The Sullivans enlist in the U.S. Navy on January 3, 1942, with the stipulation that they serve together. The Navy has a policy of separating siblings, but it is not strictly enforced. George and Frank have served in the Navy before, but their brothers have not. All five are assigned to the light cruiser USS Juneau.

The Juneau participates in a number of naval engagements during the months-long Guadalcanal Campaign beginning in August 1942. Early on the morning of November 13, 1942, during the Naval Battle of Guadalcanal, the Juneau is struck by a Japanese torpedo and forced to withdraw. Later that day, as it is leaving the Solomon Islands area for the Allied rear-area base at Espiritu Santo with other surviving U.S. warships from battle, the Juneau is struck again, this time by a torpedo from Japanese submarine I-26. The torpedo apparently hits the thinly armored light cruiser at or near the ammunition magazines and the ship explodes and quickly sinks.

Captain Gilbert C. Hoover, commanding officer of the USS Helena and senior officer present in the battle-damaged U.S. task force, is skeptical that anyone has survived the sinking of the Juneau and believes it would be reckless to look for survivors, thereby exposing his wounded ships to a still-lurking Japanese submarine. Therefore, he orders his ships to continue on towards Espiritu Santo. Helena signals a nearby U.S. B-17 bomber on patrol to notify Allied headquarters to send aircraft or ships to search for survivors.

However, approximately 100 of Juneau‘s crew survive the torpedo attack and the sinking of their ship and are left in the water. The B-17 bomber crew, under orders not to break radio silence, does not pass the message about searching for survivors to their headquarters until they land several hours later. The crew’s report of the location of possible survivors is mixed in with other pending paperwork actions and goes unnoticed for several days. It was not until days later that headquarters staff realize that a search has never been mounted and belatedly orders aircraft to begin searching the area. In the meantime, Juneau‘s survivors, many of whom are seriously wounded, are exposed to the elements, hunger, thirst, and repeated shark attacks.

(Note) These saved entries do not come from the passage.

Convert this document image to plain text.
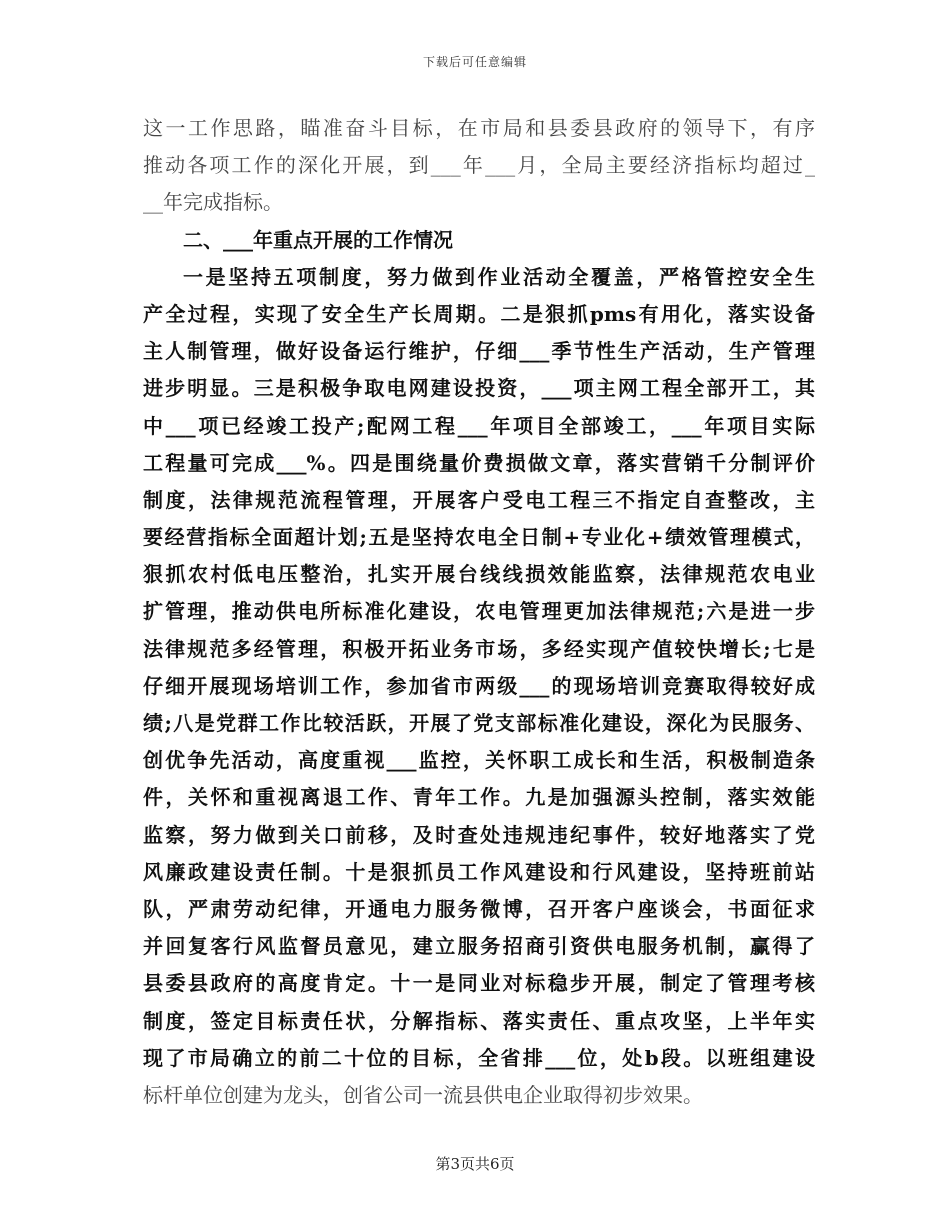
下载后可任意编辑
这一工作思路，瞄准奋斗目标，在市局和县委县政府的领导下，有序
推动各项工作的深化开展，到___年___月，全局主要经济指标均超过_
__年完成指标。
二、___年重点开展的工作情况
一是坚持五项制度，努力做到作业活动全覆盖，严格管控安全生
产全过程，实现了安全生产长周期。二是狠抓pms有用化，落实设备
主人制管理，做好设备运行维护，仔细___季节性生产活动，生产管理
进步明显。三是积极争取电网建设投资，___项主网工程全部开工，其
中___项已经竣工投产;配网工程___年项目全部竣工，___年项目实际
工程量可完成___%。四是围绕量价费损做文章，落实营销千分制评价
制度，法律规范流程管理，开展客户受电工程三不指定自查整改，主
要经营指标全面超计划;五是坚持农电全日制+专业化+绩效管理模式，
狠抓农村低电压整治，扎实开展台线线损效能监察，法律规范农电业
扩管理，推动供电所标准化建设，农电管理更加法律规范;六是进一步
法律规范多经管理，积极开拓业务市场，多经实现产值较快增长;七是
仔细开展现场培训工作，参加省市两级___的现场培训竞赛取得较好成
绩;八是党群工作比较活跃，开展了党支部标准化建设，深化为民服务、
创优争先活动，高度重视___监控，关怀职工成长和生活，积极制造条
件，关怀和重视离退工作、青年工作。九是加强源头控制，落实效能
监察，努力做到关口前移，及时查处违规违纪事件，较好地落实了党
风廉政建设责任制。十是狠抓员工作风建设和行风建设，坚持班前站
队，严肃劳动纪律，开通电力服务微博，召开客户座谈会，书面征求
并回复客行风监督员意见，建立服务招商引资供电服务机制，赢得了
县委县政府的高度肯定。十一是同业对标稳步开展，制定了管理考核
制度，签定目标责任状，分解指标、落实责任、重点攻坚，上半年实
现了市局确立的前二十位的目标，全省排___位，处b段。以班组建设
标杆单位创建为龙头，创省公司一流县供电企业取得初步效果。
第3页共6页
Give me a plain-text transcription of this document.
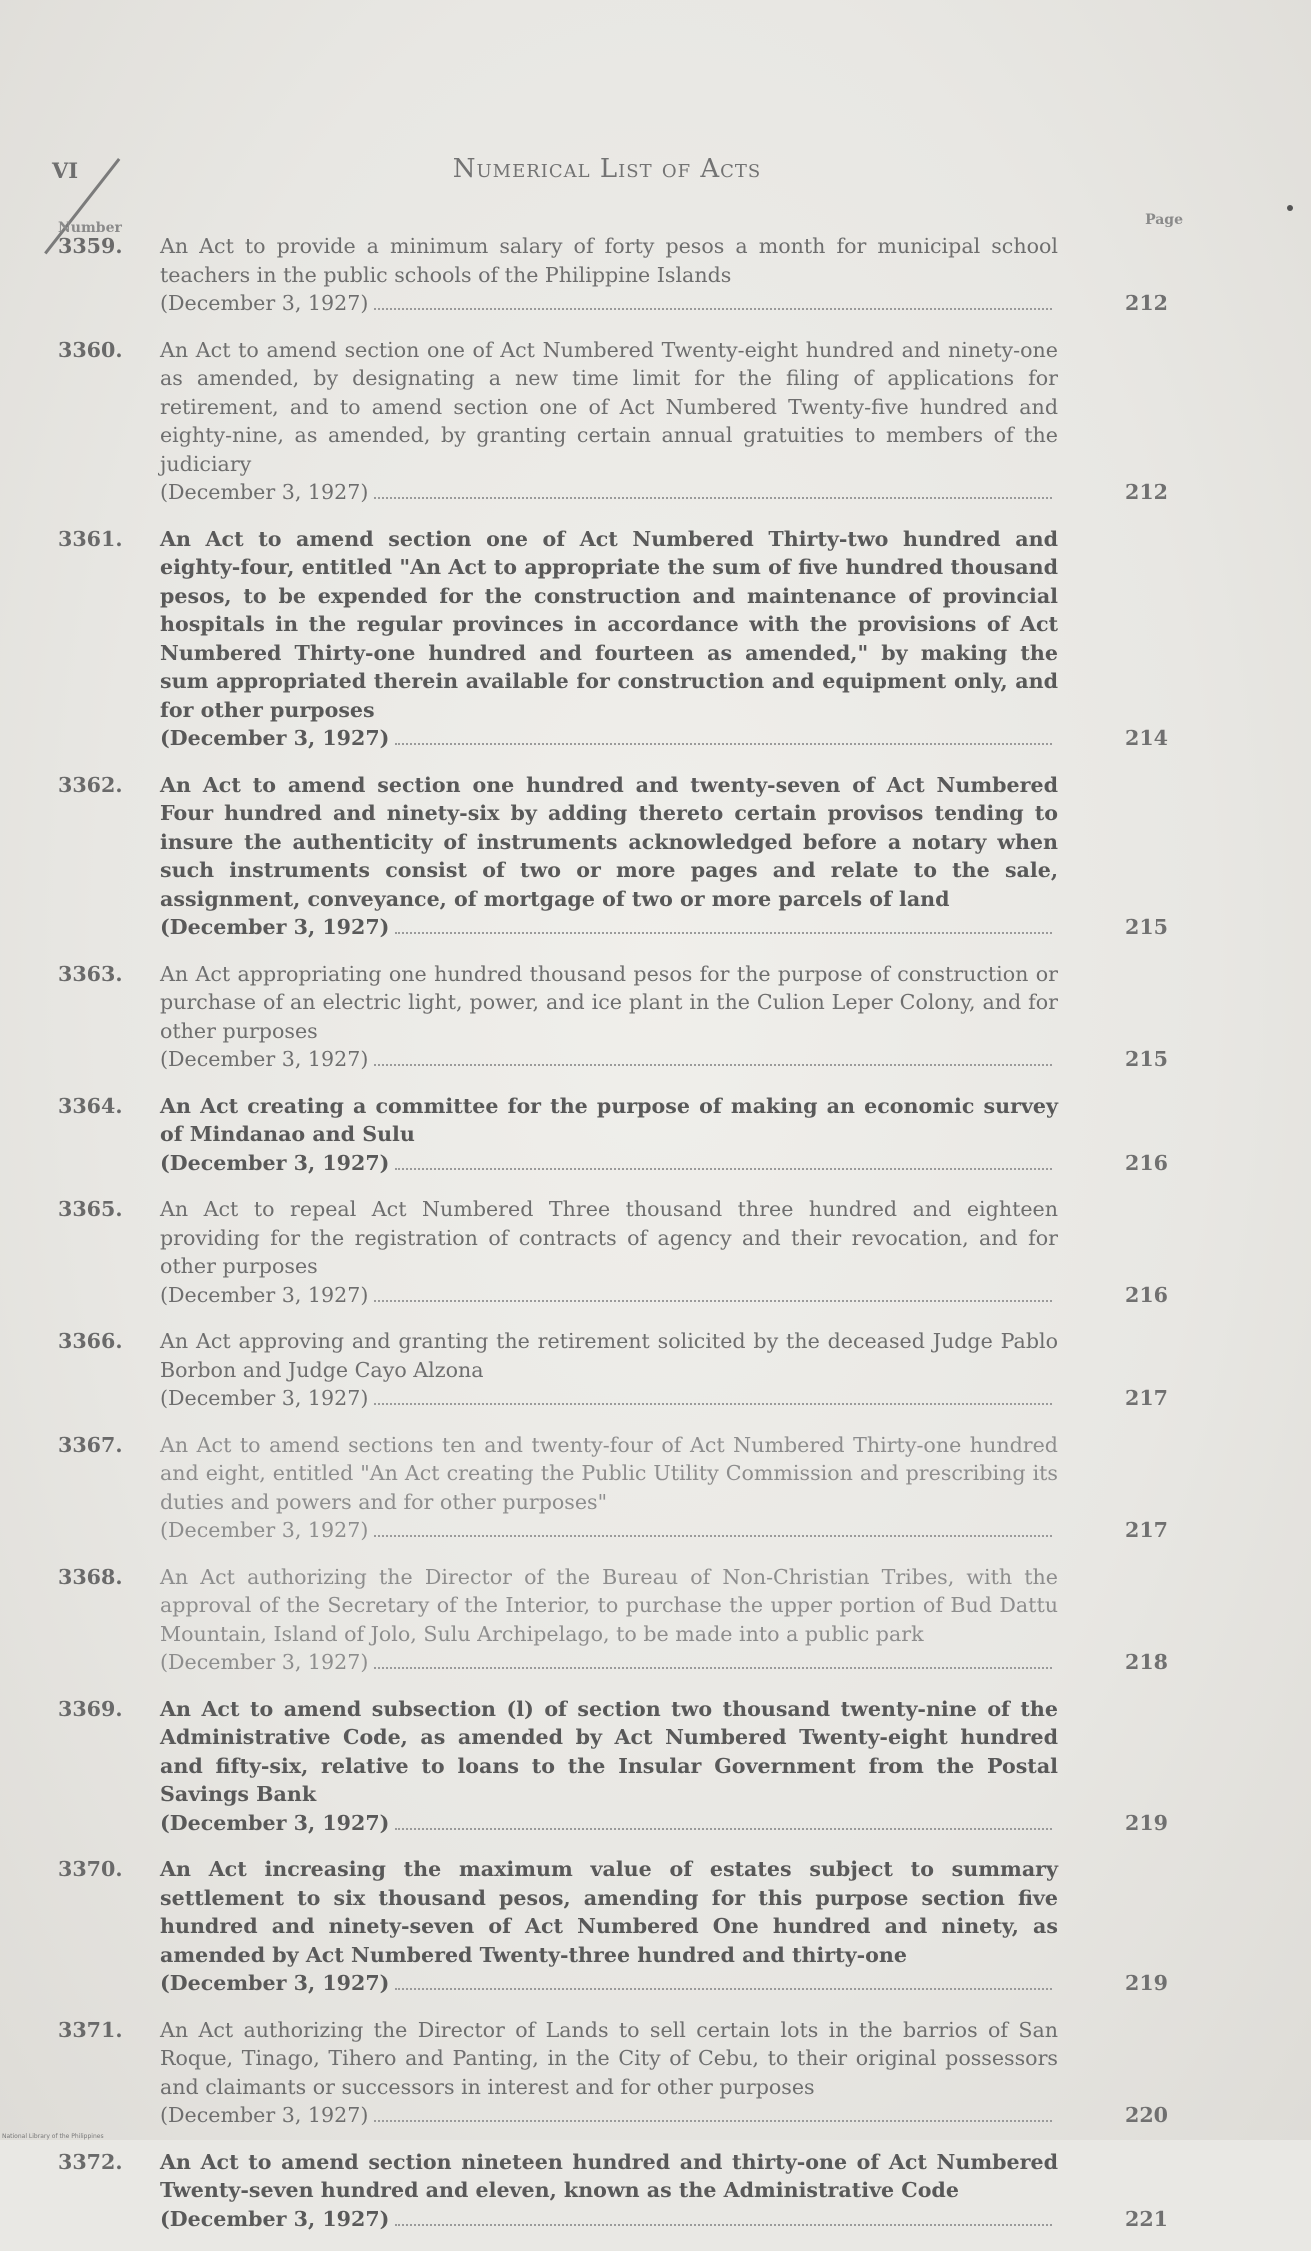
VI	Numerical List of Acts
Number	Page
3359. An Act to provide a minimum salary of forty pesos a month for municipal school teachers in the public schools of the Philippine Islands
(December 3, 1927)	212
3360. An Act to amend section one of Act Numbered Twenty-eight hundred and ninety-one as amended, by designating a new time limit for the filing of applications for retirement, and to amend section one of Act Numbered Twenty-five hundred and eighty-nine, as amended, by granting certain annual gratuities to members of the judiciary
(December 3, 1927)	212
3361. An Act to amend section one of Act Numbered Thirty-two hundred and eighty-four, entitled "An Act to appropriate the sum of five hundred thousand pesos, to be expended for the construction and maintenance of provincial hospitals in the regular provinces in accordance with the provisions of Act Numbered Thirty-one hundred and fourteen as amended," by making the sum appropriated therein available for construction and equipment only, and for other purposes
(December 3, 1927)	214
3362. An Act to amend section one hundred and twenty-seven of Act Numbered Four hundred and ninety-six by adding thereto certain provisos tending to insure the authenticity of instruments acknowledged before a notary when such instruments consist of two or more pages and relate to the sale, assignment, conveyance, of mortgage of two or more parcels of land
(December 3, 1927)	215
3363. An Act appropriating one hundred thousand pesos for the purpose of construction or purchase of an electric light, power, and ice plant in the Culion Leper Colony, and for other purposes
(December 3, 1927)	215
3364. An Act creating a committee for the purpose of making an economic survey of Mindanao and Sulu
(December 3, 1927)	216
3365. An Act to repeal Act Numbered Three thousand three hundred and eighteen providing for the registration of contracts of agency and their revocation, and for other purposes
(December 3, 1927)	216
3366. An Act approving and granting the retirement solicited by the deceased Judge Pablo Borbon and Judge Cayo Alzona
(December 3, 1927)	217
3367. An Act to amend sections ten and twenty-four of Act Numbered Thirty-one hundred and eight, entitled "An Act creating the Public Utility Commission and prescribing its duties and powers and for other purposes"
(December 3, 1927)	217
3368. An Act authorizing the Director of the Bureau of Non-Christian Tribes, with the approval of the Secretary of the Interior, to purchase the upper portion of Bud Dattu Mountain, Island of Jolo, Sulu Archipelago, to be made into a public park
(December 3, 1927)	218
3369. An Act to amend subsection (l) of section two thousand twenty-nine of the Administrative Code, as amended by Act Numbered Twenty-eight hundred and fifty-six, relative to loans to the Insular Government from the Postal Savings Bank
(December 3, 1927)	219
3370. An Act increasing the maximum value of estates subject to summary settlement to six thousand pesos, amending for this purpose section five hundred and ninety-seven of Act Numbered One hundred and ninety, as amended by Act Numbered Twenty-three hundred and thirty-one
(December 3, 1927)	219
3371. An Act authorizing the Director of Lands to sell certain lots in the barrios of San Roque, Tinago, Tihero and Panting, in the City of Cebu, to their original possessors and claimants or successors in interest and for other purposes
(December 3, 1927)	220
3372. An Act to amend section nineteen hundred and thirty-one of Act Numbered Twenty-seven hundred and eleven, known as the Administrative Code
(December 3, 1927)	221
National Library of the Philippines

Eight days after the sinking, ten survivors are found by a PBY Catalina search aircraft and retrieved from the water. The survivors report that Frank, Joe, and Matt died instantly, Al drowned the next day, and George survived for four or five days before, suffering from delirium as a result of hypernatremia, he goes over the side of the raft he occupies and is never seen or heard from again.

Security requires that the Navy not reveal the loss of Juneau or the other ships so as not to provide information to the enemy. Letters from the Sullivan sons stop arriving at the home and the parents grow worried, which prompts Alleta Sullivan to write to the Bureau of Naval Personnel in January 1943, citing rumors that survivors of the task force claim that all five brothers were killed in action.

The letter is answered by President Franklin D. Roosevelt on January 13th, who acknowledges that the Sullivans are missing in action. By then, however, the parents have already been informed of their fate, having learned of their deaths on January 12, 1943. That morning, the boys’ father, Thomas, is preparing for work when three men in uniform approach his door. “I have some news for you about your boys,” one naval officer says. “Which one?” asks Thomas. “I’m sorry,” the officer replies. “All five.”

As a direct result of the Sullivans’ deaths, and the deaths of four of the Borgstrom brothers within a few months of each other two years later, the United States War Department adopts the Sole Survivor Policy.